Este jueves 26 de mayo, a las 18:30 horas, en villa de Mazo, se celebrará la Eucaristía del Cuerpo y la Sangre de Cristo, presidida por el sacerdote Macario Manuel López, en el templo parroquial de san Blas. Posteriormente, en torno a las 19:30 horas, tendrá lugar la procesión con el Santísimo Sacramento por el recorrido engalanado con arcos, pasillos, alfombra, tapiz y descansos. Durante la procesión habrá bendición con el Señor en la Eucaristía en la Plaza Pedro Pérez Díaz y a la llegada al Templo Parroquial de San Blas.

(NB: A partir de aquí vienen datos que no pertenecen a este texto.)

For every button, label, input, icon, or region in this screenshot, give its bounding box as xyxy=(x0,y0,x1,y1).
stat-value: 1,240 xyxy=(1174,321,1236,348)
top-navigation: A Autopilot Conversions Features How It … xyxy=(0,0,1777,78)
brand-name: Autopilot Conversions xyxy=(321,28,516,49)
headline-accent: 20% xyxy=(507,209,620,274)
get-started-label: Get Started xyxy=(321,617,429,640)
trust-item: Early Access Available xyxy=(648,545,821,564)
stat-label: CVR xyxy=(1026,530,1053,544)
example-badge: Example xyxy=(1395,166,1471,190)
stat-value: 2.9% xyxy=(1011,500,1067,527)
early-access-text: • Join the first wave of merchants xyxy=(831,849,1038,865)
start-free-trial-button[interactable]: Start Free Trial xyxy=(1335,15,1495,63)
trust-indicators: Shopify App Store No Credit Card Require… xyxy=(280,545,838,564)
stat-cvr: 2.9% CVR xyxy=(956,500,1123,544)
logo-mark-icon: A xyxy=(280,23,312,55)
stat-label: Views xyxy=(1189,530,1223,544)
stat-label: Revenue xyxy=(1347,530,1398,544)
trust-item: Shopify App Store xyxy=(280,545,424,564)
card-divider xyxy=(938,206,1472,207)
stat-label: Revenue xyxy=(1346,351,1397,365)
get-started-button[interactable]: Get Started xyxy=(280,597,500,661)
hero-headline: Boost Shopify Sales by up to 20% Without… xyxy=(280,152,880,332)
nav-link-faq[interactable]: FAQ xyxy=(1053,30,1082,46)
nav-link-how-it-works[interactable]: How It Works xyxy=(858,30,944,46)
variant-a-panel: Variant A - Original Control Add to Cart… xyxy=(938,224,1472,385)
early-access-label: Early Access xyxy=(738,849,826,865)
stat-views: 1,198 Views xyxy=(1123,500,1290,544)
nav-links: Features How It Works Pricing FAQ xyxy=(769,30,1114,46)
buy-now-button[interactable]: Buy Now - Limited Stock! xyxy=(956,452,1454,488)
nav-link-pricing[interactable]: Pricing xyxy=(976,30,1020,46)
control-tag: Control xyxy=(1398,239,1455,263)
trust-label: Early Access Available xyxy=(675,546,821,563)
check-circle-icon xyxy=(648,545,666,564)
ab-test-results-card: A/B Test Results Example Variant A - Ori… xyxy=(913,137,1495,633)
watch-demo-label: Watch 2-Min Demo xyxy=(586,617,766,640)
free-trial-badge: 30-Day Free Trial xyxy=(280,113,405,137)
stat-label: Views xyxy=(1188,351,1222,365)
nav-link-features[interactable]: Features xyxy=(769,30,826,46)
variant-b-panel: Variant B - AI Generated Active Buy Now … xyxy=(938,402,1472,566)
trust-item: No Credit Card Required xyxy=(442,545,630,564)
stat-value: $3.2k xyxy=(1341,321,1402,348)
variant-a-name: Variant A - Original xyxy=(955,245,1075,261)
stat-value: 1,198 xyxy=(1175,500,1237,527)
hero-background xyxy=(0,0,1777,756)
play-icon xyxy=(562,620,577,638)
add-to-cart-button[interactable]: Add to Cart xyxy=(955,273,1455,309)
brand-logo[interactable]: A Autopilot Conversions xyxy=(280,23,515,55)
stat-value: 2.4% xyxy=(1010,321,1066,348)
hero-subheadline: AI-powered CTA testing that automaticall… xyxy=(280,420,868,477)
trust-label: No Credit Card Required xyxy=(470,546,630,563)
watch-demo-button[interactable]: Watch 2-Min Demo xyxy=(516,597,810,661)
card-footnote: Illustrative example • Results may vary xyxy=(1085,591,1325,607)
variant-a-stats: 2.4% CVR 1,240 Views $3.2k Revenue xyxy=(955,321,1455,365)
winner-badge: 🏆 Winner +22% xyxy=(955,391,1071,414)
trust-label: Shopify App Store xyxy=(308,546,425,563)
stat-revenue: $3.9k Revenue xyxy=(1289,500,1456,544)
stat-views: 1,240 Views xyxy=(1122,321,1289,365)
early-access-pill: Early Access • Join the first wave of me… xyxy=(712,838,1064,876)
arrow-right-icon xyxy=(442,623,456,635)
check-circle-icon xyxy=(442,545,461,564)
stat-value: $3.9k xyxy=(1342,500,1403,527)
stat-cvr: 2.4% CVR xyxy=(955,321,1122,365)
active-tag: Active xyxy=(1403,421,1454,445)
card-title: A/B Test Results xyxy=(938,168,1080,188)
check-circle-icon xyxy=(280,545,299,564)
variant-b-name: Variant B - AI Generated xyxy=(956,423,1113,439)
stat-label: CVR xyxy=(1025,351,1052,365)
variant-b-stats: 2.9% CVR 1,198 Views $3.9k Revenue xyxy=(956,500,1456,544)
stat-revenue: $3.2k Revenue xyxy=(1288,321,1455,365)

Según señala Miguel Jesús Guerra Rodríguez, párroco de Villa de Mazo, en su mensaje para esta celebración, este año la festividad del Corpus Christi quiere tener presente el año de la Misericordia, tal y como reza el lema: “Ser misericordiosos como el Padre”. Miguel Jesús expresa que  “es tiempo de alegría, no sólo porque lleguen días en los que muchos se acercan a las calles de nuestra Villa de Mazo a contemplar el fruto de nuestro trabajo y sacrificio, quizás el fruto por el que somos más conocidos fuera de nuestro municipio, sino también porque para los que vivimos esta celebración desde la fe, es decir, como adoración y exaltación a la presencia de Cristo resucitado en el pan de la eucaristía, y seguro que para muchas otras personas que sin compartir esta fe son personas de buena voluntad, nos alegra dar el fruto de la caridad y la solidaridad, tan íntimamente unido a la eucaristía”.

El párroco de Villa de Mazo añade en su carta que “cuando veo en la comunidad que presido y acompaño un grupo de voluntarios que quincenalmente acoge en Cáritas a una media de 10 familias (50 personas) al mes, o a un grupo de visitadoras de enfermos que visita a un total de 45 enfermos habitualmente, o al grupo de Cáritas juvenil que se reúne semanalmente para buscar como poder ayudar a los demás (como con las dos comidas que han hecho para colaborar con proyectos de Cáritas diocesana de Tenerife), o los 8.000 euros que el año pasado en tres meses se recaudaron para varios fines sociales (emergencia terremoto del Nepal, Manos Unidas, ambulancia para centro de salud de Dar Naim, en Mauritania), el apadrinamiento del proyecto en Filipinas para la educación de niños y niñas, la finalidad social de muchos eventos deportivos y culturales, y un largo etc, descubro que la caridad, que tiene su fuente en la eucaristía, sacramento de la entrega de su vida por parte de Jesús a favor de todos, ha impregnado el corazón de muchos, consciente o inconscientemente. Por eso espero que nuestro pueblo siga siendo conocido por los arcos, alfombras, pasillos y tapices del Corpus Christi, pero también por los frutos de misericordia que hacen de beber de la fuente de amor que es la vida entregada por amor de Jesucristo”.